The PRS is often standardised for easy interpretation, rescaling so that scores have a mean of 0 and a standard deviation of 1. This allows the conversion of an individual’s PRS to quantiles; for example, identifying the 10% of the population with the highest PRS. We expect that the average PRS in cases will be higher than that in controls (indicating a higher genetic risk for the disorder), but the difference may be small. Many individuals will have a PRS value close to the population mean, implying that the PRS adds little information, and the individual’s predicted risk will be close to the population life-time disease risk.

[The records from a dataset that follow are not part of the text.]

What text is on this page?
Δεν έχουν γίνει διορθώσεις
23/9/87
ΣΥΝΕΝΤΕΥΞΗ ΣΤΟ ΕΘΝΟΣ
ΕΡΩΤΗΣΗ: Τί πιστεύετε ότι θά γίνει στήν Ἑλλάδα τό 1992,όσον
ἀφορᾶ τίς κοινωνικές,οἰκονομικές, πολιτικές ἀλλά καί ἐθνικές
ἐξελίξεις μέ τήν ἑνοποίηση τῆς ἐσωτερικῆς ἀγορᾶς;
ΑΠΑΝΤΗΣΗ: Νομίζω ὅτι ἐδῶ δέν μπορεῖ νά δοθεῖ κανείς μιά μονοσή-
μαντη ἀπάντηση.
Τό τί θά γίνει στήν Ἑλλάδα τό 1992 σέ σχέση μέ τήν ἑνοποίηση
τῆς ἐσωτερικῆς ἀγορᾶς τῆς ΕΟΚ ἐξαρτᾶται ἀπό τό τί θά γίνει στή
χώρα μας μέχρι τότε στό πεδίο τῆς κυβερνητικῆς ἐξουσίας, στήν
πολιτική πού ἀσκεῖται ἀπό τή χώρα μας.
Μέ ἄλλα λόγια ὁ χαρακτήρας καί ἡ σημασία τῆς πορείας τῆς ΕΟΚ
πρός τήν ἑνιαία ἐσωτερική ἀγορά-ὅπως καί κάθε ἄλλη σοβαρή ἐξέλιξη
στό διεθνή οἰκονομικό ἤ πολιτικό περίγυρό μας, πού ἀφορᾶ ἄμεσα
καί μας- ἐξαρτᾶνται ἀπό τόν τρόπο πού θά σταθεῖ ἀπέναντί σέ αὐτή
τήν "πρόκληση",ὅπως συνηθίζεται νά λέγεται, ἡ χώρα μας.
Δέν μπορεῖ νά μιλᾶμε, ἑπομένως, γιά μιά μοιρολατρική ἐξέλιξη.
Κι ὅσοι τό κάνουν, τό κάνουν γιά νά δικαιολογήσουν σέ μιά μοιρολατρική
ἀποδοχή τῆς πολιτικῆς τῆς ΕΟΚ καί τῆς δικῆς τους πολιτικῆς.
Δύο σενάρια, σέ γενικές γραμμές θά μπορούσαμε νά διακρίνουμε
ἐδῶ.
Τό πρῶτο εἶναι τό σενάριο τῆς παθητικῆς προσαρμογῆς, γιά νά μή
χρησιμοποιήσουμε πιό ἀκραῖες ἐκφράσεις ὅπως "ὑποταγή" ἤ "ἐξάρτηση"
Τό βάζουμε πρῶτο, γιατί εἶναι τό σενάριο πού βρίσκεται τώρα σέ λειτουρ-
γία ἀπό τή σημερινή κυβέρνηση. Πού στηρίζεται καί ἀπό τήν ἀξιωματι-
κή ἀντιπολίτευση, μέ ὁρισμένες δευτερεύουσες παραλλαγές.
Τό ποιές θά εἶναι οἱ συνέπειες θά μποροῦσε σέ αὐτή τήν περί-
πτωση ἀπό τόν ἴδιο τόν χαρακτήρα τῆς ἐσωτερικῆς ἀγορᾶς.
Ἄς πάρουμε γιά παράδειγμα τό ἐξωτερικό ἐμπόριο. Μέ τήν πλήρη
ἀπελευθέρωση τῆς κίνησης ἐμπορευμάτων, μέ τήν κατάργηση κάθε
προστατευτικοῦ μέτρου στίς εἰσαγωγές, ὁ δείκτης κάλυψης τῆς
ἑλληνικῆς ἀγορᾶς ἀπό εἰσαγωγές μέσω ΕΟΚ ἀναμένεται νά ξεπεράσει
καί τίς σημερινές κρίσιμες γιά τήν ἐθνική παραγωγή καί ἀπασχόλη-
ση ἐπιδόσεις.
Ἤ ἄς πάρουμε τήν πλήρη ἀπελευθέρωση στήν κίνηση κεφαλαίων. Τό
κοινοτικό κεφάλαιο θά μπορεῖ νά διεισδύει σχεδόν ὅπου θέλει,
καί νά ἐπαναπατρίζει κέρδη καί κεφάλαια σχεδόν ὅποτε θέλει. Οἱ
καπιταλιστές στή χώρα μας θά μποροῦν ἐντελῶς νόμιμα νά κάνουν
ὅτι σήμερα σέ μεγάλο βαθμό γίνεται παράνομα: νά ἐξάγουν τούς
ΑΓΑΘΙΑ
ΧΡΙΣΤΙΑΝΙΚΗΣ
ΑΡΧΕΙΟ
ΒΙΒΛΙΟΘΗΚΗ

For clinical application, the perspective moves from comparing PRS values in cases and controls to assessing where an individual’s PRS lies on the population distribution. For example, individuals with the highest 1 or 5% of PRS values, depending on the estimated risk for the disease and its severity, might be offered regular screening, encouraged to participate in lifestyle modifications or prescribed therapeutic interventions. The potential value of using the PRS in defining screening algorithms has already been observed in breast cancer, where the PRS was used to stratify breast cancer risk and to explore the implications for screening [2]. In the UK, mammogram screening is initiated at the age of 47, based on a 10-year risk of breast cancer in the average woman. Mavaddat et al. [2] showed that women in the top 5% of PRS risk reach this level of risk at the age of 37, while those with the lowest 20% of PRS will never reach it. This study suggests that, even with our incomplete knowledge of breast cancer genetics, a PRS-based population cancer screening programme could be defined. However, there are substantial barriers to implementation. These tests will require extensive training of medical professionals, access to large-scale genotyping and interpretation; most importantly, the tests are likely to be controversial, and would need to overcome negative public attitudes towards genetic testing [3].